Sixteen years ago the city initiated a volunteer effort led by the Pierce Conservation District to monitor the water quality of the city’s lakes to evaluate trends and compare the data against state water quality standards.
Initially only three of the city’s six lakes – American, Gravelly and Louise – were monitored annually. Lake Steilacoom was added to the list in 2004 and Waughop Lake was added in 2011.
Carp Lake is also monitored when it has water.
Last year the city hired WEST Consultants, Inc. to analyze the conservation district’s data collected since 2000. The purpose was to determine whether the makeup of the lake water has changed over time.
Overall the data showed little change in the water quality from prior years, according to the report.
Each of the city’s six lakes showed a warming trend during the summer, when temperatures are hotter, and cooler temperatures in the winter, which is to be expected.
The lakes also registered decreased oxygen levels, and saw year-to-year increases in water clarity, but overall there were no clear annual trends regarding dissolved oxygen levels, temperature fluctuations or alkalinity, according to the report.
A number of factors like size and depth, as well as rainfall and runoff from nearby properties affect the quality of our lake water.
Findings from the report included:
- Alkalinity remains relatively uniform in most lakes, but are significantly decreasing in American and Waughop Lakes. Alkalinity is a measure of a lake’s ability to neutralize acids – which is important as it relates to aquatic plant and animal life.
- Overall chlorophyll_a decreases in American Lake, Gravelly Lake, Lake Louise and Carp Lake are statistically significant. Chlorophyll_a is a measure of the amount of algae growing in the water.
- Dissolved oxygen levels are statistically uniform in all lakes, and show no year-to-year variations.

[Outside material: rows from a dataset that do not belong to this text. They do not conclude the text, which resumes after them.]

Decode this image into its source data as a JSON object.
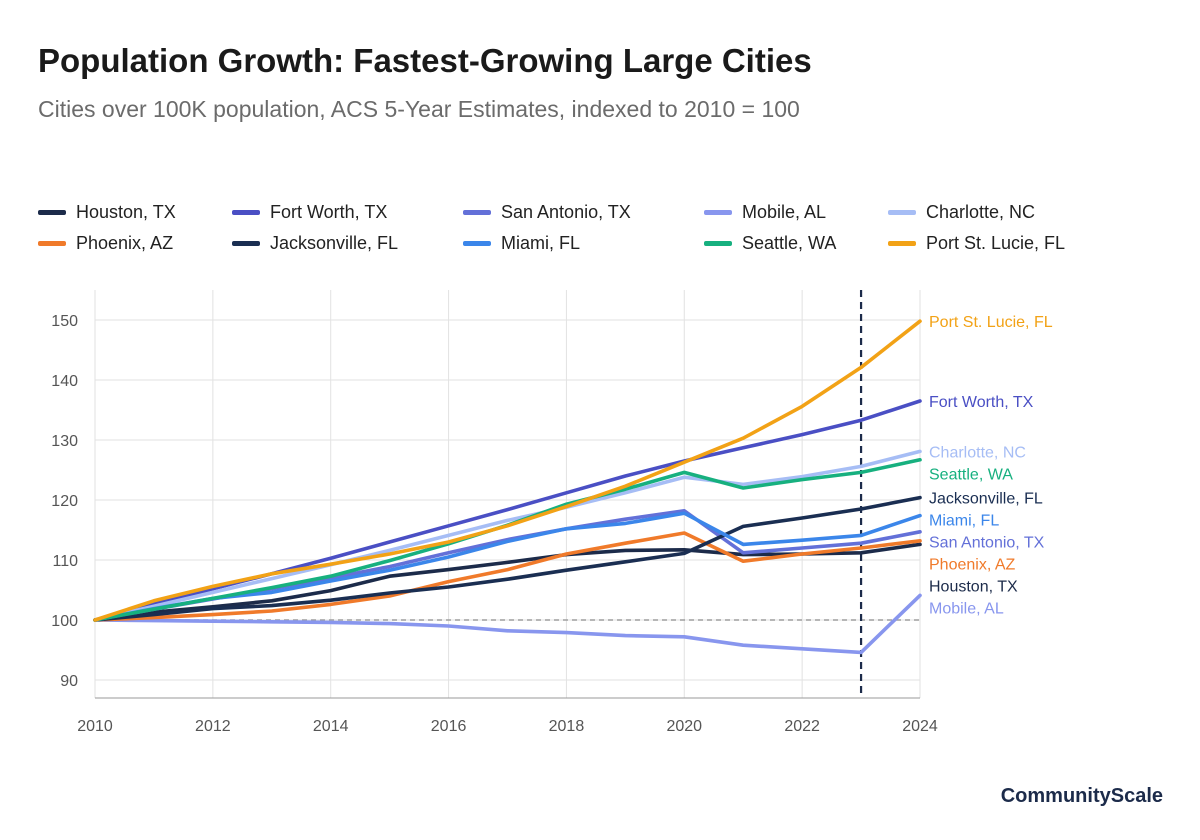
{
  "title": "Population Growth: Fastest-Growing Large Cities",
  "subtitle": "Cities over 100K population, ACS 5-Year Estimates, indexed to 2010 = 100",
  "brand": "CommunityScale",
  "chart_data": {
    "type": "line",
    "x": [
      2010,
      2011,
      2012,
      2013,
      2014,
      2015,
      2016,
      2017,
      2018,
      2019,
      2020,
      2021,
      2022,
      2023,
      2024
    ],
    "ylim": [
      87,
      155
    ],
    "xlim": [
      2010,
      2024
    ],
    "yticks": [
      90,
      100,
      110,
      120,
      130,
      140,
      150
    ],
    "xticks": [
      2010,
      2012,
      2014,
      2016,
      2018,
      2020,
      2022,
      2024
    ],
    "grid": true,
    "legend_position": "top",
    "reference_line": {
      "y": 100,
      "style": "dashed"
    },
    "marker_line": {
      "x": 2023,
      "style": "dashed"
    },
    "series": [
      {
        "name": "Houston, TX",
        "label": "Houston, TX",
        "color": "#1c2b4a",
        "values": [
          100,
          101.3,
          102.2,
          103.2,
          104.9,
          107.3,
          108.4,
          109.6,
          110.9,
          111.6,
          111.7,
          110.9,
          111,
          111.2,
          112.6
        ]
      },
      {
        "name": "Fort Worth, TX",
        "label": "Fort Worth, TX",
        "color": "#4a4fc4",
        "values": [
          100,
          102.7,
          105.2,
          107.7,
          110.3,
          113,
          115.7,
          118.4,
          121.2,
          124,
          126.5,
          128.7,
          130.9,
          133.3,
          136.5
        ]
      },
      {
        "name": "San Antonio, TX",
        "label": "San Antonio, TX",
        "color": "#6370d8",
        "values": [
          100,
          101.8,
          103.5,
          105.2,
          107,
          108.9,
          111.2,
          113.4,
          115.2,
          116.8,
          118.2,
          111.2,
          112,
          112.8,
          114.7
        ]
      },
      {
        "name": "Mobile, AL",
        "label": "Mobile, AL",
        "color": "#8896ee",
        "values": [
          100,
          99.9,
          99.8,
          99.7,
          99.6,
          99.4,
          99,
          98.2,
          97.9,
          97.4,
          97.2,
          95.8,
          95.2,
          94.6,
          104.1
        ]
      },
      {
        "name": "Charlotte, NC",
        "label": "Charlotte, NC",
        "color": "#a6bdf5",
        "values": [
          100,
          102.3,
          104.6,
          106.9,
          109.2,
          111.6,
          114.1,
          116.6,
          118.8,
          121.2,
          123.8,
          122.6,
          123.9,
          125.6,
          128.1
        ]
      },
      {
        "name": "Phoenix, AZ",
        "label": "Phoenix, AZ",
        "color": "#f07a2a",
        "values": [
          100,
          100.4,
          100.9,
          101.5,
          102.6,
          104,
          106.4,
          108.4,
          111,
          112.8,
          114.5,
          109.8,
          111,
          112,
          113.2
        ]
      },
      {
        "name": "Jacksonville, FL",
        "label": "Jacksonville, FL",
        "color": "#1a2e52",
        "values": [
          100,
          100.9,
          101.9,
          102.4,
          103.3,
          104.5,
          105.5,
          106.8,
          108.3,
          109.7,
          111.1,
          115.6,
          117,
          118.5,
          120.4
        ]
      },
      {
        "name": "Miami, FL",
        "label": "Miami, FL",
        "color": "#3b86ea",
        "values": [
          100,
          101.9,
          103.6,
          104.6,
          106.5,
          108.3,
          110.5,
          113.1,
          115.2,
          116.1,
          117.8,
          112.6,
          113.3,
          114.1,
          117.4
        ]
      },
      {
        "name": "Seattle, WA",
        "label": "Seattle, WA",
        "color": "#17b07f",
        "values": [
          100,
          101.8,
          103.6,
          105.4,
          107.3,
          109.9,
          112.7,
          115.8,
          119.3,
          121.8,
          124.6,
          122,
          123.4,
          124.6,
          126.7
        ]
      },
      {
        "name": "Port St. Lucie, FL",
        "label": "Port St. Lucie, FL",
        "color": "#f2a216",
        "values": [
          100,
          103.2,
          105.6,
          107.7,
          109.3,
          111,
          113,
          115.7,
          118.9,
          122.3,
          126.3,
          130.3,
          135.6,
          142.1,
          149.8
        ]
      }
    ],
    "legend_order": [
      "Houston, TX",
      "Fort Worth, TX",
      "San Antonio, TX",
      "Mobile, AL",
      "Charlotte, NC",
      "Phoenix, AZ",
      "Jacksonville, FL",
      "Miami, FL",
      "Seattle, WA",
      "Port St. Lucie, FL"
    ],
    "end_label_order": [
      "Port St. Lucie, FL",
      "Fort Worth, TX",
      "Charlotte, NC",
      "Seattle, WA",
      "Jacksonville, FL",
      "Miami, FL",
      "San Antonio, TX",
      "Phoenix, AZ",
      "Houston, TX",
      "Mobile, AL"
    ]
  }
}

Dissolved oxygen (DO) is an important indicator of the health of the water and its capacity to support a balanced system of plants and fish.
- Total phosphorus levels are statistically uniform in the lower reaches and upper reaches of all the lakes, except for a weakly significant decrease in the upper reaches of Gravelly Lake. Phosphorus is an essential element for aquatic plant life, but if there is too much it can speed up the aging of a lake.
- Ammonia levels are significantly decreasing in the lower reaches of American, Gravelly, Louise and Steilacoom Lake. Levels are also weakly increasing (marginal significance) in the upper reaches of American Lake, but significantly decreasing in the upper reaches of Louise and Steilacoom Lakes. Too much ammonia is harmful to fish and other aquatic organisms.
- Transparency is slightly trending (marginal significance showing either increasing or decreasing) in American Lake, Gravelly Lake, Steilacoom Lake, Lake Louise and Waughop Lake, and increasing in Carp Lake (although the data set for Carp Lake is small). Transparency measures water clarity – the clearer the water the better.
- The depth of thermal stratification is remaining constant in all lakes. Water temperature changes at the thermal stratification layer in lakes. Denser, colder water is near the bottom of the lake; less dense, warmer water is near the surface. Thermal stratification is most prevalent in the summer months.
The lakes were tested twice a month between May and October from 2000 to 2004. Then in 2005 monitoring decreased to once a month during the same period.